The Oor Wullie Bucket Trail is a fantastic example of a multi level licensing lead partnership and an example of how licensing can help good causes. It is also a further illustration that licensing can live off the shelf in new and dynamic ways such as experiental licensing. It is also a lot of fun and a clever way of getting people to explore a city, exercise and socialise. And, of course, it is a great excuse for a comedy photo or two.
While Oor Wullie spotting I popped into Scotland’s National Portrait Gallery. It is a beautiful building with a fine collection, but it also provided another example to me of how heritage licensors are blending their own retail activity with licensing.
In this case, licensee Fox & Chave had created a range of scarves based on artwork from the gallery. These were displayed on a spinner and looked good. I am sure the museum shop order gave Fox & Chave confidence to press the development button and allows it to explore wider distribution. It is a practical way of working and gives a licensee some start up momentum.
Edinburgh is a hive of activity at the moment not least as it prepares for the Edinburgh Fringe Festival. It was interesting to see that the Fringe has its own retail shop and merchandise range. Some of the product was developed by Star Editions and included some lines that featured ‘vintage’ poster art. The product and shop were of high quality. This is a further demonstration that brands in licensing terms can emerge from a variety of sources and that licensing can be achieved on a local level.
Obviously in this case the Fringe is a major event that is well attended and internationally recognised which helps in terms of product sales. I suspect that the Fringe merchandise is sold widely in Edinburgh and in travel outlets. Companies like Star Editions are adaptable and flexible, realising deals come in all shapes and sizes.
Rather like Oor Wullie and his buckets, the contemporary licensing market requires fresh thinking and a genuine commitment to partnership. Standard deals will not always work nor will a standard approach.
Finally, every business trip has to end and often the end starts in an airport departure lounge. Just as I was about to switch off my Lookout radar and go into aeroplane mode, I spotted a great pop up display for The Open golf ‘official’ whisky. Developed by Loch Lomond Whiskies, there were two whiskies on show – The Open Special Edition and the Royal Portrush.
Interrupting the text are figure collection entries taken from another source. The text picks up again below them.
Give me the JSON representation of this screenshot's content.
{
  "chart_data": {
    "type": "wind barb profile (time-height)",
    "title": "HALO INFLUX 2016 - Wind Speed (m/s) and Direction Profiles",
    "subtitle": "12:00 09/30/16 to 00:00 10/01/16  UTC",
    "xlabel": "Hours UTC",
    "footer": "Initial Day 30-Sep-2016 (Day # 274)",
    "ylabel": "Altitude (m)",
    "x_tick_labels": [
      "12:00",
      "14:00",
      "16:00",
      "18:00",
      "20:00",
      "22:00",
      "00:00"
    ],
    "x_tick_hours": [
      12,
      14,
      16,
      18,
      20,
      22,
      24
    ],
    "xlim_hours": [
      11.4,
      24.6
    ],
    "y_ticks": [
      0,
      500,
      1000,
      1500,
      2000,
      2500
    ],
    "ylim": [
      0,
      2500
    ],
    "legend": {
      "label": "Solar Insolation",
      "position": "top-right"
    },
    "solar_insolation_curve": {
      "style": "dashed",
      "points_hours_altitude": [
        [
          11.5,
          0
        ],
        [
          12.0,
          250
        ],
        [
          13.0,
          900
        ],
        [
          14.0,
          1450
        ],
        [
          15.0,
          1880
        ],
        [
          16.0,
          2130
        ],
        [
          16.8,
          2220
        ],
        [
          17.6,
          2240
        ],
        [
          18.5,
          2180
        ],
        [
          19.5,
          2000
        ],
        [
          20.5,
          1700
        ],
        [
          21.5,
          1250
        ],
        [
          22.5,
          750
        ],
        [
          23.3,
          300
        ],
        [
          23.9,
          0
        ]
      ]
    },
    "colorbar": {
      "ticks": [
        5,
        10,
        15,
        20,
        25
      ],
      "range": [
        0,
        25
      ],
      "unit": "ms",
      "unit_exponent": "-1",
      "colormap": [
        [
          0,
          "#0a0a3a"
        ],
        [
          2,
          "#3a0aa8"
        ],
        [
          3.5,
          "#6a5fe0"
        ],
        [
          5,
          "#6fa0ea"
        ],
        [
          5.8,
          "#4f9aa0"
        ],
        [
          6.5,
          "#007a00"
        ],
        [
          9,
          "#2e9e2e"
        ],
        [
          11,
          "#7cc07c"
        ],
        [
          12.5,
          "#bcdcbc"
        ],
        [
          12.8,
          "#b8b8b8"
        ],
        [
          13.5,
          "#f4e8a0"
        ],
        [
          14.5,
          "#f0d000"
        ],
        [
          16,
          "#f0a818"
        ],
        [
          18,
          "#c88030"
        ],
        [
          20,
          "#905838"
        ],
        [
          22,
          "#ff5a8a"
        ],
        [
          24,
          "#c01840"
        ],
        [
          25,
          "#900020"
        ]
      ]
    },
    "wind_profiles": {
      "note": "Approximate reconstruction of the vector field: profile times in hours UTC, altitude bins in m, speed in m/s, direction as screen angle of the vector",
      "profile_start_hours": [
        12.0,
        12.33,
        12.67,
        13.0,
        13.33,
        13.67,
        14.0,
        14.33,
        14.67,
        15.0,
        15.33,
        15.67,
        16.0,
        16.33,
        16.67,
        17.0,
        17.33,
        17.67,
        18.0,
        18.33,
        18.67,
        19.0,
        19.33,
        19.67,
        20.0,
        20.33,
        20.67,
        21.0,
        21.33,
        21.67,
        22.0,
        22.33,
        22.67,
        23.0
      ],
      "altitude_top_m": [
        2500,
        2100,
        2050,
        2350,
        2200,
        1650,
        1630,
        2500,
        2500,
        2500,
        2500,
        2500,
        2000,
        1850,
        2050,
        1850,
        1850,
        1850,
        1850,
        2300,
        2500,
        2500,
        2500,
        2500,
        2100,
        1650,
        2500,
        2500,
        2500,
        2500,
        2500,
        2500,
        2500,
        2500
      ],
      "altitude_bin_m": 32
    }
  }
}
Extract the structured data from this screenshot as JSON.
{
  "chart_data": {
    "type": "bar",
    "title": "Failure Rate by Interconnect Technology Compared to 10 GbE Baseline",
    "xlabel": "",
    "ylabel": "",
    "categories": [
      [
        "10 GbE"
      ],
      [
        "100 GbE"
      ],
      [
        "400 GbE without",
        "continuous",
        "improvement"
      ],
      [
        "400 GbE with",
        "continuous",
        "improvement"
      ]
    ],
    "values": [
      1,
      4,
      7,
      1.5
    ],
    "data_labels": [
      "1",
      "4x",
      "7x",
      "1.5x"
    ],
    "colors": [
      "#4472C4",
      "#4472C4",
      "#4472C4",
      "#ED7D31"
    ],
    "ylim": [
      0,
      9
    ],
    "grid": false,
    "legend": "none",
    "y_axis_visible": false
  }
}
The latter is part of a wider collection of whiskies celebrating courses that host The Open. The Open will be staged at Royal Portrush this year. The pop up display included a golf cart and some striking tournament related visuals. It really stood out and used the DNA of the licence well. This is another example of licensing tapping into an experiential vibe.
All in all a great trip to a great city and one that encouraged me that licensing is progressing, albeit in directions that might need the industry to use some fresh thinking.